Graphing Data
A good graph is often the whole analysis: the right picture reveals structure — a skew, an outlier, a turning epidemic — that tables and summary statistics hide. This page is about choosing the right chart and drawing it honestly, with the grammar-of-graphics tools in R, Python, and Julia.
Match the chart to the question
The chart should follow from what you are asking, not from habit.
- Distribution of one variable — histogram, density plot, or boxplot/violin (e.g. the right-skewed incubation-period distribution).
- Relationship between two variables — a scatter plot, often with a fitted trend (cases vs mobility, dose vs response).
- Trend over time — a line, the epidemic curve being the canonical example.
- Comparison across groups — bars or (better) points with intervals, or small multiples; boxplots to compare whole distributions.
- Composition — stacked areas or bars; avoid pie charts, which make comparison hard.
Principles of honest graphics
- Show the data, not only summaries — overlay the raw points on top of means or boxes when you can.
- Don’t distort the axes: start bar charts at zero, and be wary of dual y-axes, which invite spurious “correlations.”
- Facet (small multiples): many small panels beat one crowded chart when comparing groups.
- Direct-label series instead of forcing the reader to a legend where practical.
- Choose color for everyone: use colorblind-safe palettes and don’t rely on color alone to carry meaning.
- Use a log scale for multiplicative or exponential data — early epidemic growth is a straight line on a log axis, which makes changes in growth rate visible.
The grammar of graphics
The most productive plotting tools describe a chart as layers: a dataset, a mapping from variables to visual channels (aesthetics — position, color, size), and geometric marks (geoms). Learn one grammar and the others feel familiar.

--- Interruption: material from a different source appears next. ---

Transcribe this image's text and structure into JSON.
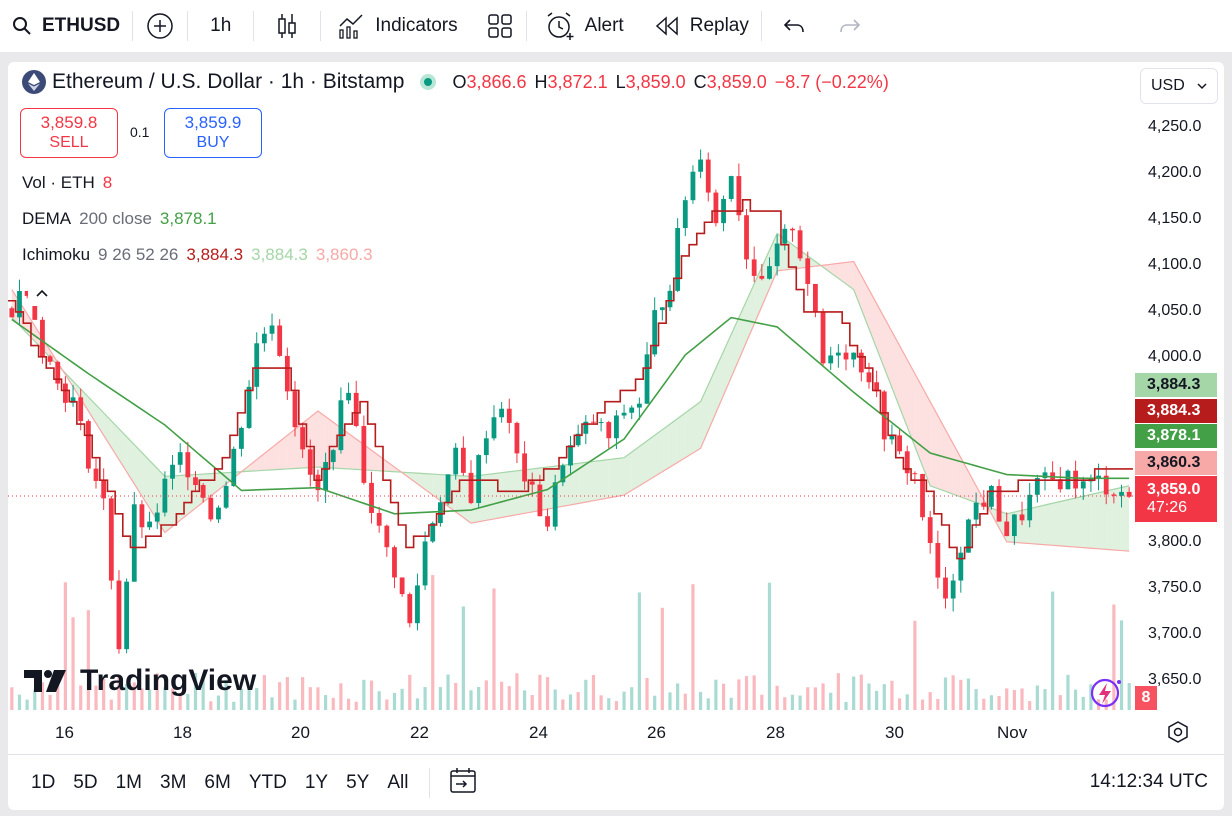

- R — ggplot2 is the reference implementation of the layered grammar.
- Python — matplotlib (imperative, ubiquitous — every figure on this site is drawn with it), plotnine (ggplot2’s grammar), and plotly for interactivity.
- Julia — Makie (fast, publication-quality), Plots.jl, and AlgebraOfGraphics.jl (a grammar of graphics on Makie).
In code
The same epidemic curve in each ecosystem.
R — ggplot2
library(ggplot2)
df <- data.frame(day = 0:59,
cases = round(300 * exp(-((0:59 - 25) / 10)^2)))

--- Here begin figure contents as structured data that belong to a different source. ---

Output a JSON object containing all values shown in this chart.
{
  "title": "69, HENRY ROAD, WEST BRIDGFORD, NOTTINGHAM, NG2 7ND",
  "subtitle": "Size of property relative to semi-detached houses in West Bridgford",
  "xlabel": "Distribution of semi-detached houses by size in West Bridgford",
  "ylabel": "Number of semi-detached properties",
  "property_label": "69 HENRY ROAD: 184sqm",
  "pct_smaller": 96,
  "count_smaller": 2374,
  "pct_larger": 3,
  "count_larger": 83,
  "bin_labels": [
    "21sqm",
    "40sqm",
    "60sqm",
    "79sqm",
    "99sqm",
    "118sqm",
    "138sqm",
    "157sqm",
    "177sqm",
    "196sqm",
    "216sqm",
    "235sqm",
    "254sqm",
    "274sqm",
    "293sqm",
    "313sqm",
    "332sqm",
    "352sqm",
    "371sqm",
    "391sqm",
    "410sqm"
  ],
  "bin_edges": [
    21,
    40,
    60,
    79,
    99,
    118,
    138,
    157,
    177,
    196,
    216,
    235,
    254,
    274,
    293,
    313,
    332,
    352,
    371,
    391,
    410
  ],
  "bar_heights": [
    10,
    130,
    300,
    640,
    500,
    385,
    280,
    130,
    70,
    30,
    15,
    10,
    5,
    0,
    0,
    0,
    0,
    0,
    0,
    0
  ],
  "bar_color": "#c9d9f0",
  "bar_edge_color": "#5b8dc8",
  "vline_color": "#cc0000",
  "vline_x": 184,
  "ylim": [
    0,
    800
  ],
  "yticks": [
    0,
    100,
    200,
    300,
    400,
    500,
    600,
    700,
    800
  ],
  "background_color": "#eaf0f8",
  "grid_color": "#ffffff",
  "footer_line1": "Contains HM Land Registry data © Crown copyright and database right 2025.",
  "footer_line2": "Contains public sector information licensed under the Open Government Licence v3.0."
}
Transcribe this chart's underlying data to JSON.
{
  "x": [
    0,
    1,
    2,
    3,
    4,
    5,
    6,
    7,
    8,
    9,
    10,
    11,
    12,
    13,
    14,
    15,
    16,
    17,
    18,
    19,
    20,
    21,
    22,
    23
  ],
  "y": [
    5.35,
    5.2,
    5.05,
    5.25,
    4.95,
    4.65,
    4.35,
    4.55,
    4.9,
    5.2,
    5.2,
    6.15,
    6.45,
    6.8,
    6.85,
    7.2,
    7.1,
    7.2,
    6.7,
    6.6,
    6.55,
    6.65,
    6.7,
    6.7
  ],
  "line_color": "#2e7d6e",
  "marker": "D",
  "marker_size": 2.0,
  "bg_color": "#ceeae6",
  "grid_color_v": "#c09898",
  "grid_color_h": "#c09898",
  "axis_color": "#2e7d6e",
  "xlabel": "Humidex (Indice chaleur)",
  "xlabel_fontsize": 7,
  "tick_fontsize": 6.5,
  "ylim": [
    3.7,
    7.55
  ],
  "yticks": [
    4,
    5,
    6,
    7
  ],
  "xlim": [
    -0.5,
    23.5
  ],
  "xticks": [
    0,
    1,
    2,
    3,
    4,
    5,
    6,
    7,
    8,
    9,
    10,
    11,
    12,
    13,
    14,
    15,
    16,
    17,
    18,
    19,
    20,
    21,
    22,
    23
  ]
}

ggplot(df, aes(day, cases)) +
geom_col(fill = "#2f6f9f") +
labs(title = "Epidemic curve", x = "day", y = "incident cases") +
theme_minimal()
Python — matplotlib
import numpy as np
import matplotlib.pyplot as plt
day = np.arange(60)
cases = 300 * np.exp(-((day - 25) / 10) ** 2)
fig, ax = plt.subplots()
ax.bar(day, cases, color="#2f6f9f")
ax.set(title="Epidemic curve", xlabel="day", ylabel="incident cases")
fig.savefig("epi_curve.svg") # or plt.show()
Julia — Plots.jl
using Plots
day = 0:59
cases = @. 300 * exp(-((day - 25) / 10)^2)
bar(day, cases, xlabel = "day", ylabel = "incident cases",
title = "Epidemic curve", legend = false)
Why it matters
Graphing is where analysis meets communication: it is the fastest way to explore data (spotting the outlier, the skew, the second wave) and the most honest way to present a result. The figures throughout this site — from the logistic curve to the Simpson’s-paradox scatter — exist because a picture makes the idea land.